= Health systems science =

Health systems science (HSS) is a foundational platform and framework for the study and understanding of how care is delivered, how health professionals work together to deliver that care, and how the health system can improve patient care and health care delivery. It is one of the three pillars of medical education along with the basic and clinical sciences. HSS includes the following core foundational domains: health care structure and process; health system improvement; value in health care; population, public, and social determinants of health; clinical informatics and health technology; and health care policy and economics. It also includes four functional domains: ethics and legal; change agency, management, and advocacy; teaming; and leadership. Systems thinking links all of these domains together.
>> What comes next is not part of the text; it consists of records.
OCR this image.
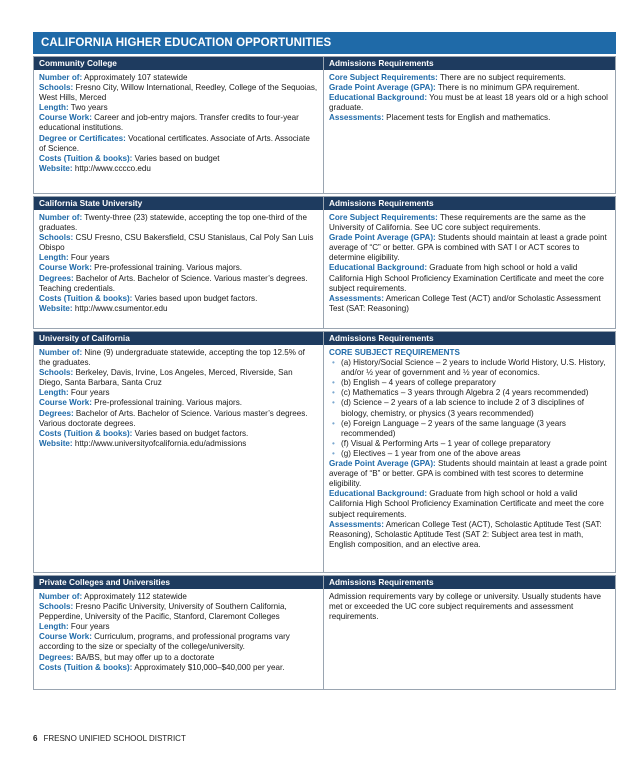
CALIFORNIA HIGHER EDUCATION OPPORTUNITIES
Community College

Number of: Approximately 107 statewide

Schools: Fresno City, Willow International, Reedley, College of the Sequoias, West Hills, Merced

Length: Two years

Course Work: Career and job-entry majors. Transfer credits to four-year educational institutions.

Degree or Certificates: Vocational certificates. Associate of Arts. Associate of Science.

Costs (Tuition & books): Varies based on budget

Website: http://www.cccco.edu

Admissions Requirements

Core Subject Requirements: There are no subject requirements.

Grade Point Average (GPA): There is no minimum GPA requirement.

Educational Background: You must be at least 18 years old or a high school graduate.

Assessments: Placement tests for English and mathematics.

California State University

Number of: Twenty-three (23) statewide, accepting the top one-third of the graduates.

Schools: CSU Fresno, CSU Bakersfield, CSU Stanislaus, Cal Poly San Luis Obispo

Length: Four years

Course Work: Pre-professional training. Various majors.

Degrees: Bachelor of Arts. Bachelor of Science. Various master’s degrees. Teaching credentials.

Costs (Tuition & books): Varies based upon budget factors.

Website: http://www.csumentor.edu

Admissions Requirements

Core Subject Requirements: These requirements are the same as the University of California. See UC core subject requirements.

Grade Point Average (GPA): Students should maintain at least a grade point average of “C” or better. GPA is combined with SAT I or ACT scores to determine eligibility.

Educational Background: Graduate from high school or hold a valid California High School Proficiency Examination Certificate and meet the core subject requirements.

Assessments: American College Test (ACT) and/or Scholastic Assessment Test (SAT: Reasoning)

University of California

Number of: Nine (9) undergraduate statewide, accepting the top 12.5% of the graduates.

Schools: Berkeley, Davis, Irvine, Los Angeles, Merced, Riverside, San Diego, Santa Barbara, Santa Cruz

Length: Four years

Course Work: Pre-professional training. Various majors.

Degrees: Bachelor of Arts. Bachelor of Science. Various master’s degrees. Various doctorate degrees.

Costs (Tuition & books): Varies based on budget factors.

Website: http://www.universityofcalifornia.edu/admissions

Admissions Requirements

CORE SUBJECT REQUIREMENTS

• (a) History/Social Science – 2 years to include World History, U.S. History, and/or ½ year of government and ½ year of economics.
• (b) English – 4 years of college preparatory
• (c) Mathematics – 3 years through Algebra 2 (4 years recommended)
• (d) Science – 2 years of a lab science to include 2 of 3 disciplines of biology, chemistry, or physics (3 years recommended)
• (e) Foreign Language – 2 years of the same language (3 years recommended)
• (f) Visual & Performing Arts – 1 year of college preparatory
• (g) Electives – 1 year from one of the above areas

Grade Point Average (GPA): Students should maintain at least a grade point average of “B” or better. GPA is combined with test scores to determine eligibility.

Educational Background: Graduate from high school or hold a valid California High School Proficiency Examination Certificate and meet the core subject requirements.

Assessments: American College Test (ACT), Scholastic Aptitude Test (SAT: Reasoning), Scholastic Aptitude Test (SAT 2: Subject area test in math, English composition, and an elective area.

Private Colleges and Universities

Number of: Approximately 112 statewide

Schools: Fresno Pacific University, University of Southern California, Pepperdine, University of the Pacific, Stanford, Claremont Colleges

Length: Four years

Course Work: Curriculum, programs, and professional programs vary according to the size or specialty of the college/university.

Degrees: BA/BS, but may offer up to a doctorate

Costs (Tuition & books): Approximately $10,000–$40,000 per year.

Admissions Requirements

Admission requirements vary by college or university. Usually students have met or exceeded the UC core subject requirements and assessment requirements.

6 FRESNO UNIFIED SCHOOL DISTRICT
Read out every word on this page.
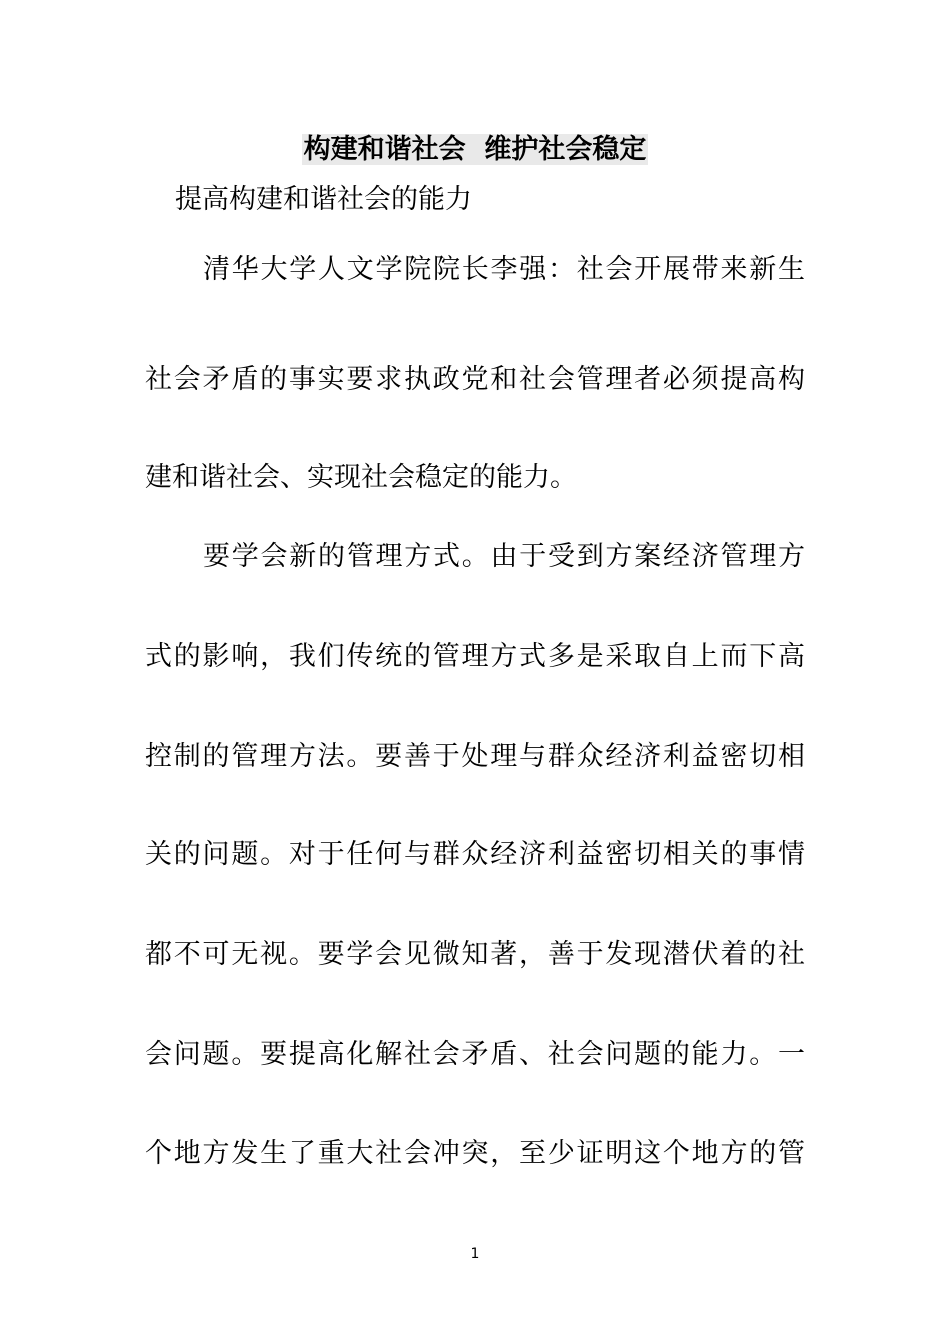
构建和谐社会  维护社会稳定

提高构建和谐社会的能力

清华大学人文学院院长李强：社会开展带来新生

社会矛盾的事实要求执政党和社会管理者必须提高构

建和谐社会、实现社会稳定的能力。

要学会新的管理方式。由于受到方案经济管理方

式的影响，我们传统的管理方式多是采取自上而下高

控制的管理方法。要善于处理与群众经济利益密切相

关的问题。对于任何与群众经济利益密切相关的事情

都不可无视。要学会见微知著，善于发现潜伏着的社

会问题。要提高化解社会矛盾、社会问题的能力。一

个地方发生了重大社会冲突，至少证明这个地方的管

1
Patient, family, and community are at the center of HSS.

== History and development ==
HSS, which was originally referred to as systems-based practice, emerged in response to the growing recognition that effective health care delivery requires more than just clinical expertise. It acknowledges that health care systems are complex, adaptive systems influenced by a multitude of factors, including social determinants of health, policy decisions, organizational structures, and patient preferences.
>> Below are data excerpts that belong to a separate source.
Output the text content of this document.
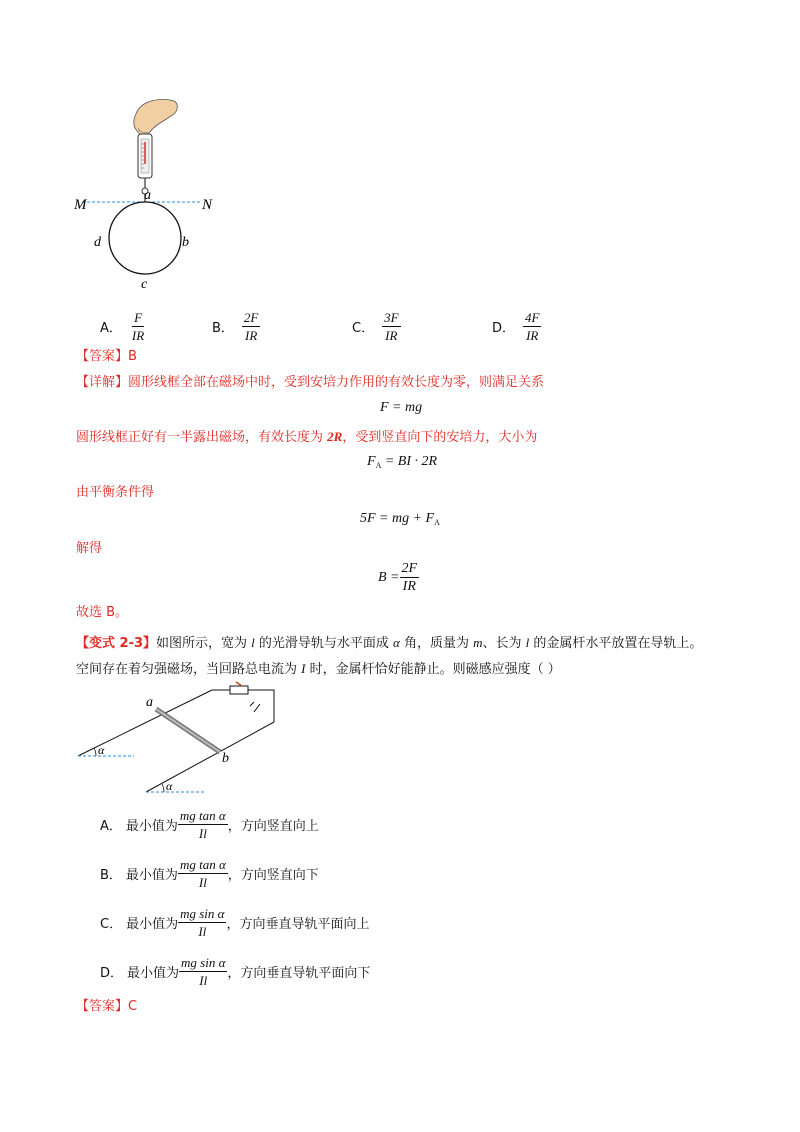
M	N
a
b
c
d
A． $\frac{F}{IR}$	B． $\frac{2F}{IR}$	C． $\frac{3F}{IR}$	D． $\frac{4F}{IR}$
【答案】B
【详解】圆形线框全部在磁场中时，受到安培力作用的有效长度为零，则满足关系
F = mg
圆形线框正好有一半露出磁场，有效长度为 2R，受到竖直向下的安培力，大小为
$F_A$ = BI · 2R
由平衡条件得
5F = mg + $F_A$
解得
$B = \frac{2F}{IR}$
故选 B。
【变式 2-3】如图所示，宽为 l 的光滑导轨与水平面成 α 角，质量为 m、长为 l 的金属杆水平放置在导轨上。
空间存在着匀强磁场，当回路总电流为 I 时，金属杆恰好能静止。则磁感应强度（ ）
a
b
α
α
A． 最小值为 $\frac{\text{mg tan α}}{Il}$ ，方向竖直向上
B． 最小值为 $\frac{\text{mg tan α}}{Il}$ ，方向竖直向下
C． 最小值为 $\frac{\text{mg sin α}}{Il}$ ，方向垂直导轨平面向上
D． 最小值为 $\frac{\text{mg sin α}}{Il}$ ，方向垂直导轨平面向下
【答案】C
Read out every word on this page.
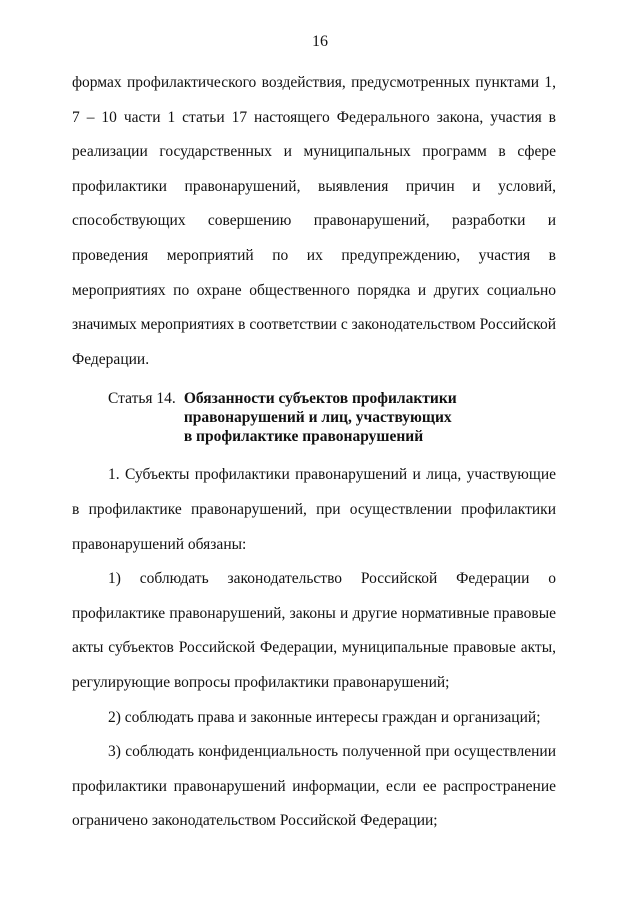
16

формах профилактического воздействия, предусмотренных пунктами 1, 7 – 10 части 1 статьи 17 настоящего Федерального закона, участия в реализации государственных и муниципальных программ в сфере профилактики правонарушений, выявления причин и условий, способствующих совершению правонарушений, разработки и проведения мероприятий по их предупреждению, участия в мероприятиях по охране общественного порядка и других социально значимых мероприятиях в соответствии с законодательством Российской Федерации.

Статья 14. Обязанности субъектов профилактики
правонарушений и лиц, участвующих
в профилактике правонарушений

1. Субъекты профилактики правонарушений и лица, участвующие в профилактике правонарушений, при осуществлении профилактики правонарушений обязаны:

1) соблюдать законодательство Российской Федерации о профилактике правонарушений, законы и другие нормативные правовые акты субъектов Российской Федерации, муниципальные правовые акты, регулирующие вопросы профилактики правонарушений;

2) соблюдать права и законные интересы граждан и организаций;

3) соблюдать конфиденциальность полученной при осуществлении профилактики правонарушений информации, если ее распространение ограничено законодательством Российской Федерации;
The World Health Organization first recognized the need to educate physicians about the link between health and the systems in which people live, work, and play in 1978. The quality and patient safety movement of the 1980s and 1990s further reinforced the need for physicians to understand systems thinking. The Association of American Medical Colleges' Core Entrustable Professional Activities for Entering Residency (CEPAERs) started including identifying system failures and making contributions to a culture of safety and improvement in 1999. That year, the Accreditation Council for Graduate Medical Education also included systems-based practice as one of its six core competency domains. In 2001, the Health Resources and Services Administration funded an 18-medical-school consortium to launch several pilots related to systems-based education. In 2005, the book, Professionalism in Tomorrow's Healthcare System, outlined several aspects of the systems-based practice competency.
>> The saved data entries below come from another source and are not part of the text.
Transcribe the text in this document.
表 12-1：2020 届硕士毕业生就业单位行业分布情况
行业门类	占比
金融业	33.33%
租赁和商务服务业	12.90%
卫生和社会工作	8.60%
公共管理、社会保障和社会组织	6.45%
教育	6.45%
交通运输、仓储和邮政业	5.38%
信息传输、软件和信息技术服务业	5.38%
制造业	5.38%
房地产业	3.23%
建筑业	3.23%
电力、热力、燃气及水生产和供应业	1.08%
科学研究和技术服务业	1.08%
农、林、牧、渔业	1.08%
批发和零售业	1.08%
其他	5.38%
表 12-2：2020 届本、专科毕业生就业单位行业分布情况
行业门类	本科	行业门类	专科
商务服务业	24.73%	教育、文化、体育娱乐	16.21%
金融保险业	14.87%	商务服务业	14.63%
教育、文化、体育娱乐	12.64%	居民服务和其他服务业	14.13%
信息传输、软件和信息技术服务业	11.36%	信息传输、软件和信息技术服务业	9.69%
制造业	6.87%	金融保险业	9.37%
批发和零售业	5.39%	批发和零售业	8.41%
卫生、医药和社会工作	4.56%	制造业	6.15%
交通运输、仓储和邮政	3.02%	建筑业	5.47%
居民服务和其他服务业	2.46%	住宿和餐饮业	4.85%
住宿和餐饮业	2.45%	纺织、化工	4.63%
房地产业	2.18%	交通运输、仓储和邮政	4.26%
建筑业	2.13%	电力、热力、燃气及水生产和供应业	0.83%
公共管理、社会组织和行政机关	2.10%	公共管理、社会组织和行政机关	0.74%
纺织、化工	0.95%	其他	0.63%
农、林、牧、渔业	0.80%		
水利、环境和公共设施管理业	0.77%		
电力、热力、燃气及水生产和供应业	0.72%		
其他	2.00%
Medical schools and residency and fellowship programs, however, struggled to teach these competencies. The framework for HSS was developed to address this struggle and is built on a foundation of systems thinking and the biopsychosocial model developed by George L. Engel. It aims to educate physicians to become systems citizens.

From 2013 to 2015 the American Medical Association's (AMA) Accelerating Change in Medical Education Consortium of 11 U.S. medical schools worked to identify a comprehensive framework for HSS training. In 2017, a review of 30 grant submissions to the AMA Accelerating Change in Medical Education initiative and an analysis of the HSS-related curricula at the 11 medical schools that were members of the Accelerating Change in Medical Education Consortium formed the groundwork toward the development of a potential comprehensive HSS curricular framework with domains and subcategories.

Barriers to incorporating HSS into medical education include student resistance because it is not always viewed as essential to passing physician licensing and credentialing exams and limitations in the number of medical school faculty with expertise to teach HSS domains.

An increasing number of new medical schools have created their initial curriculum with HSS fully integrated including Kaiser Permanente Bernard J. Tyson School of Medicine, which matriculated its first class in July 2020, and the Alice L. Walton School of Medicine, which is expected to matriculate its first class in 2025.

== Future directions ==
As health care continues to evolve, the importance of HSS is expected to grow. Efforts to integrate HSS into medical education and practice will be essential for preparing physicians to navigate the complexities of modern health care delivery, advocate for their patients, and contribute to improving the health of populations.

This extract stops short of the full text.